His hands flying above his spiked hair, Brian Grazer is flinging metaphors, connecting dots across three decades, trying to explain why for years he's been obsessed with the cultural significance of the 1972 porn classic "Deep Throat."
On first reckoning this is hard to fathom: One of the most profitable movie producers in history ("8 Mile," "A Beautiful Mind," "Apollo 13," "Splash") is talking your ear off about a crude, 62-minute, unfunny sex farce that starred a mousy young actress named Linda Lovelace whose sole talent was one endlessly repeated sexual gimmick. How quaint in today's sex-soaked culture, when a porn star is the central attraction of a new teen comedy (20th Century Fox's "The Girl Next Door"), when a three-story billboard of porn queen Jenna Jameson looks down upon family-friendlier Times Square, when ads for Viagra appear superimposed on the backstop during World Series games.

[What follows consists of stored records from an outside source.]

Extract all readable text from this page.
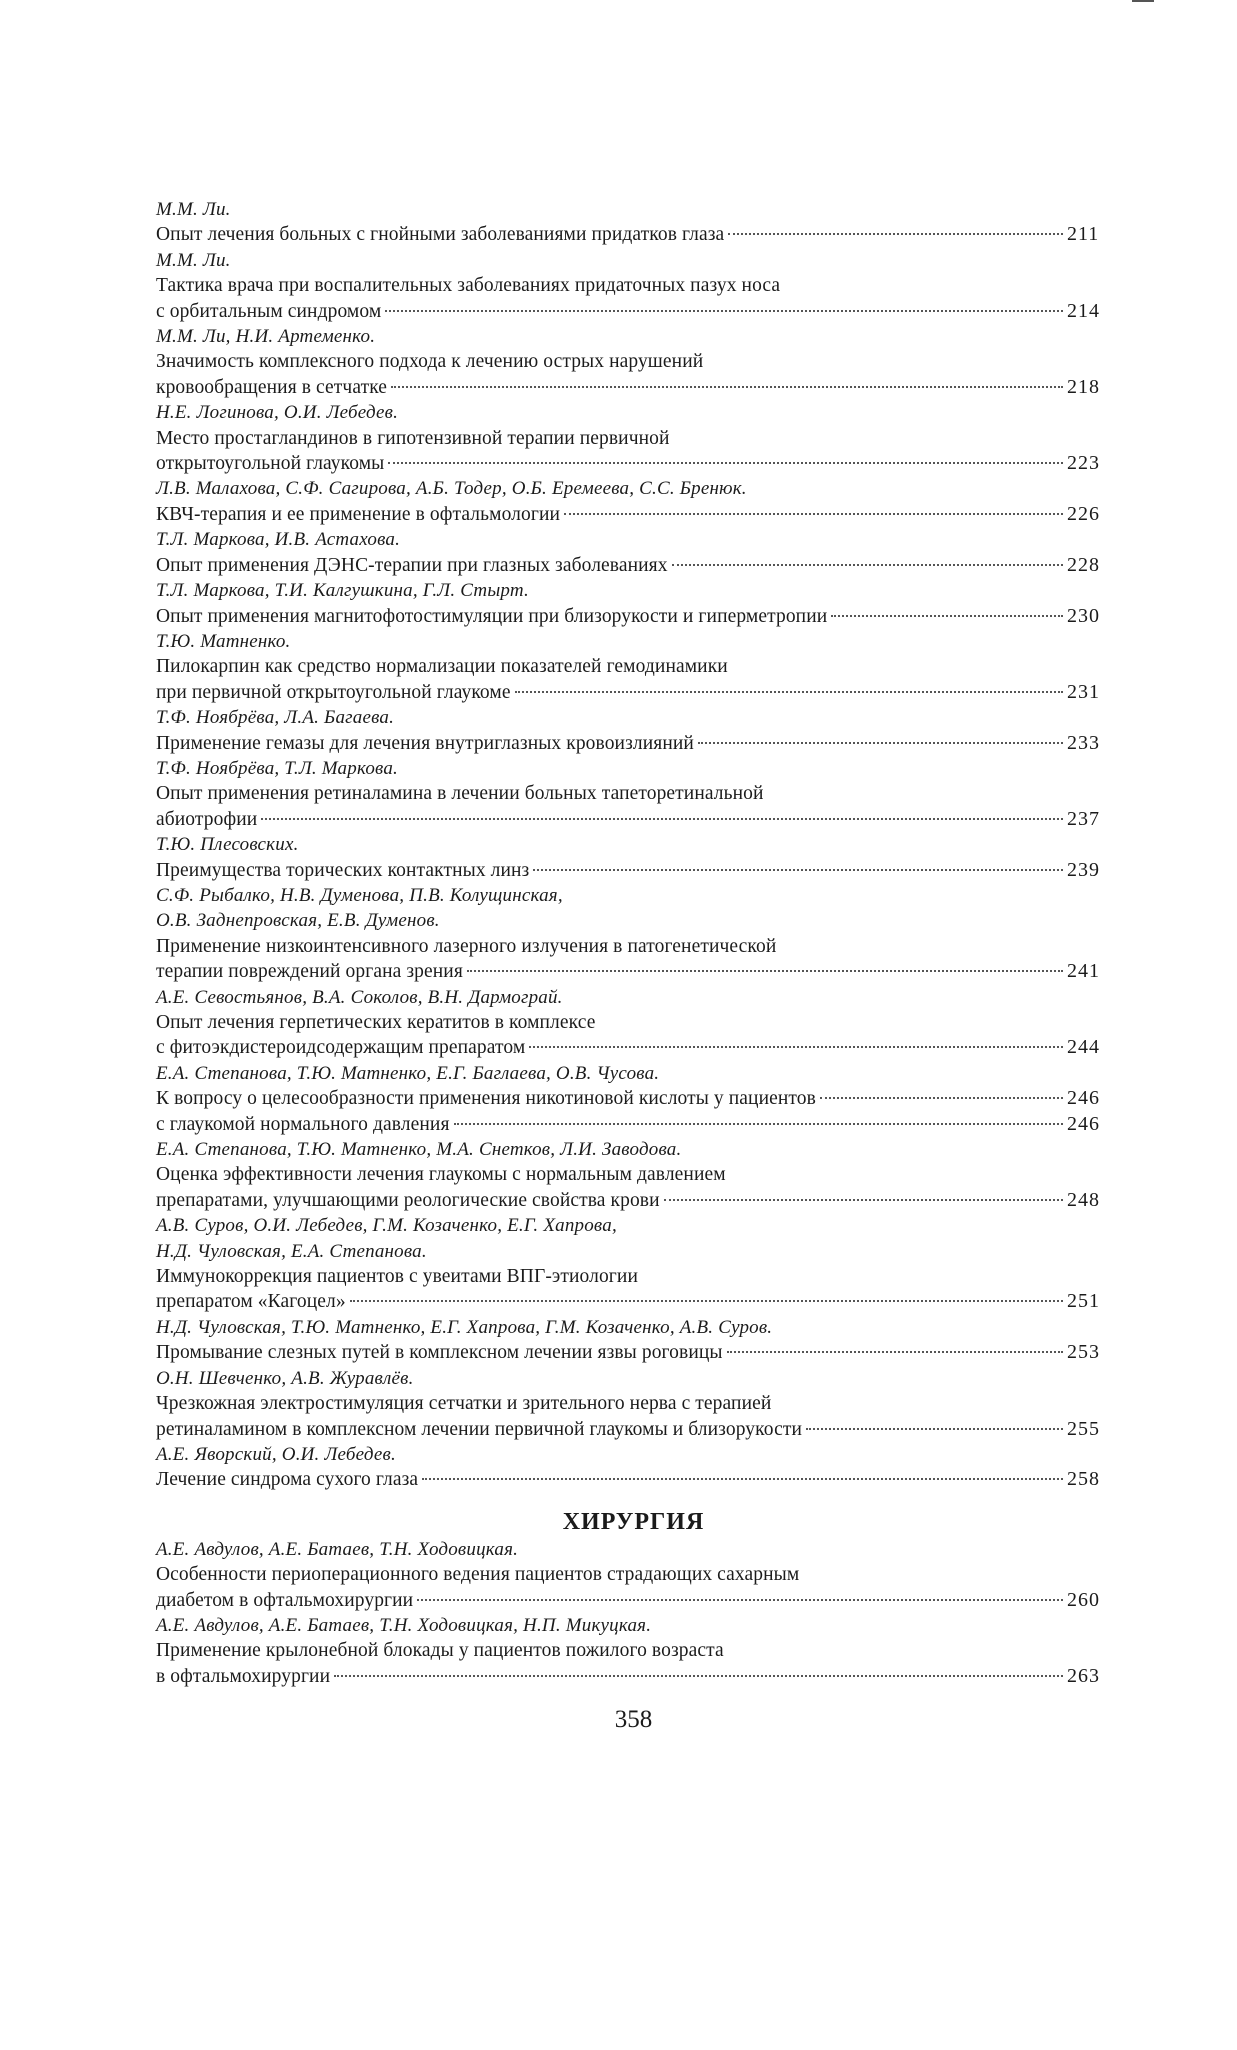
М.М. Ли.
Опыт лечения больных с гнойными заболеваниями придатков глаза	211
М.М. Ли.
Тактика врача при воспалительных заболеваниях придаточных пазух носа
с орбитальным синдромом	214
М.М. Ли, Н.И. Артеменко.
Значимость комплексного подхода к лечению острых нарушений
кровообращения в сетчатке	218
Н.Е. Логинова, О.И. Лебедев.
Место простагландинов в гипотензивной терапии первичной
открытоугольной глаукомы	223
Л.В. Малахова, С.Ф. Сагирова, А.Б. Тодер, О.Б. Еремеева, С.С. Бренюк.
КВЧ-терапия и ее применение в офтальмологии	226
Т.Л. Маркова, И.В. Астахова.
Опыт применения ДЭНС-терапии при глазных заболеваниях	228
Т.Л. Маркова, Т.И. Калгушкина, Г.Л. Стырт.
Опыт применения магнитофотостимуляции при близорукости и гиперметропии	230
Т.Ю. Матненко.
Пилокарпин как средство нормализации показателей гемодинамики
при первичной открытоугольной глаукоме	231
Т.Ф. Ноябрёва, Л.А. Багаева.
Применение гемазы для лечения внутриглазных кровоизлияний	233
Т.Ф. Ноябрёва, Т.Л. Маркова.
Опыт применения ретиналамина в лечении больных тапеторетинальной
абиотрофии	237
Т.Ю. Плесовских.
Преимущества торических контактных линз	239
С.Ф. Рыбалко, Н.В. Думенова, П.В. Колущинская,
О.В. Заднепровская, Е.В. Думенов.
Применение низкоинтенсивного лазерного излучения в патогенетической
терапии повреждений органа зрения	241
А.Е. Севостьянов, В.А. Соколов, В.Н. Дармограй.
Опыт лечения герпетических кератитов в комплексе
с фитоэкдистероидсодержащим препаратом	244
Е.А. Степанова, Т.Ю. Матненко, Е.Г. Баглаева, О.В. Чусова.
К вопросу о целесообразности применения никотиновой кислоты у пациентов	246
с глаукомой нормального давления	246
Е.А. Степанова, Т.Ю. Матненко, М.А. Снетков, Л.И. Заводова.
Оценка эффективности лечения глаукомы с нормальным давлением
препаратами, улучшающими реологические свойства крови	248
А.В. Суров, О.И. Лебедев, Г.М. Козаченко, Е.Г. Хапрова,
Н.Д. Чуловская, Е.А. Степанова.
Иммунокоррекция пациентов с увеитами ВПГ-этиологии
препаратом «Кагоцел»	251
Н.Д. Чуловская, Т.Ю. Матненко, Е.Г. Хапрова, Г.М. Козаченко, А.В. Суров.
Промывание слезных путей в комплексном лечении язвы роговицы	253
О.Н. Шевченко, А.В. Журавлёв.
Чрезкожная электростимуляция сетчатки и зрительного нерва с терапией
ретиналамином в комплексном лечении первичной глаукомы и близорукости	255
А.Е. Яворский, О.И. Лебедев.
Лечение синдрома сухого глаза	258
ХИРУРГИЯ
А.Е. Авдулов, А.Е. Батаев, Т.Н. Ходовицкая.
Особенности периоперационного ведения пациентов страдающих сахарным
диабетом в офтальмохирургии	260
А.Е. Авдулов, А.Е. Батаев, Т.Н. Ходовицкая, Н.П. Микуцкая.
Применение крылонебной блокады у пациентов пожилого возраста
в офтальмохирургии	263
358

But then Grazer, 52, tells you the story about his grandmother and the night in 1973 she came into her 21-year-old grandson's room.
"This little 4-foot-10 Jewish grandmother, she lived with her husband, Sy," he says. "Sy and Sonia Schwartz. She comes in, closes my door and says to me, 'Sy and I saw it.' I go, 'Saw what?' 'We saw it, we went.' 'You went to what?' 'Deep Throat.' 'You gotta be kidding.' 'No, we stood in line,' she said. 'We went.' 'Where?' 'Hollywood.' 'Well, what'd you think?' And she said, 'It was quite a film.' I said, 'Why did you go see it?' 'Well, everyone was talking about it ...'
"My grandmother," Grazer says, delighted both by the absurdity and the point it helps him make, "turned me on to 'Deep Throat.' "
Grazer may wind up telling that story on camera because the two documentarians he hired to research and direct "Inside Deep Throat," Fenton Bailey and Randy Barbato, consider it a charming example of how the film created a furious sexual curiosity in America. "Deep Throat," made for $22,000 and financed by two men regarded in law enforcement circles as organized-crime figures, was the highest-grossing picture in Los Angeles during the 1972-73 seasonThe next year it finished sixth. It played here for more than 10 straight years and is believed to have grossed hundreds of millions of dollars worldwide.
HBO liked Grazer's search for deeper meaning enough to split the $2-million cost with him and give the documentary a theatrical release before its pay-cable debut next year.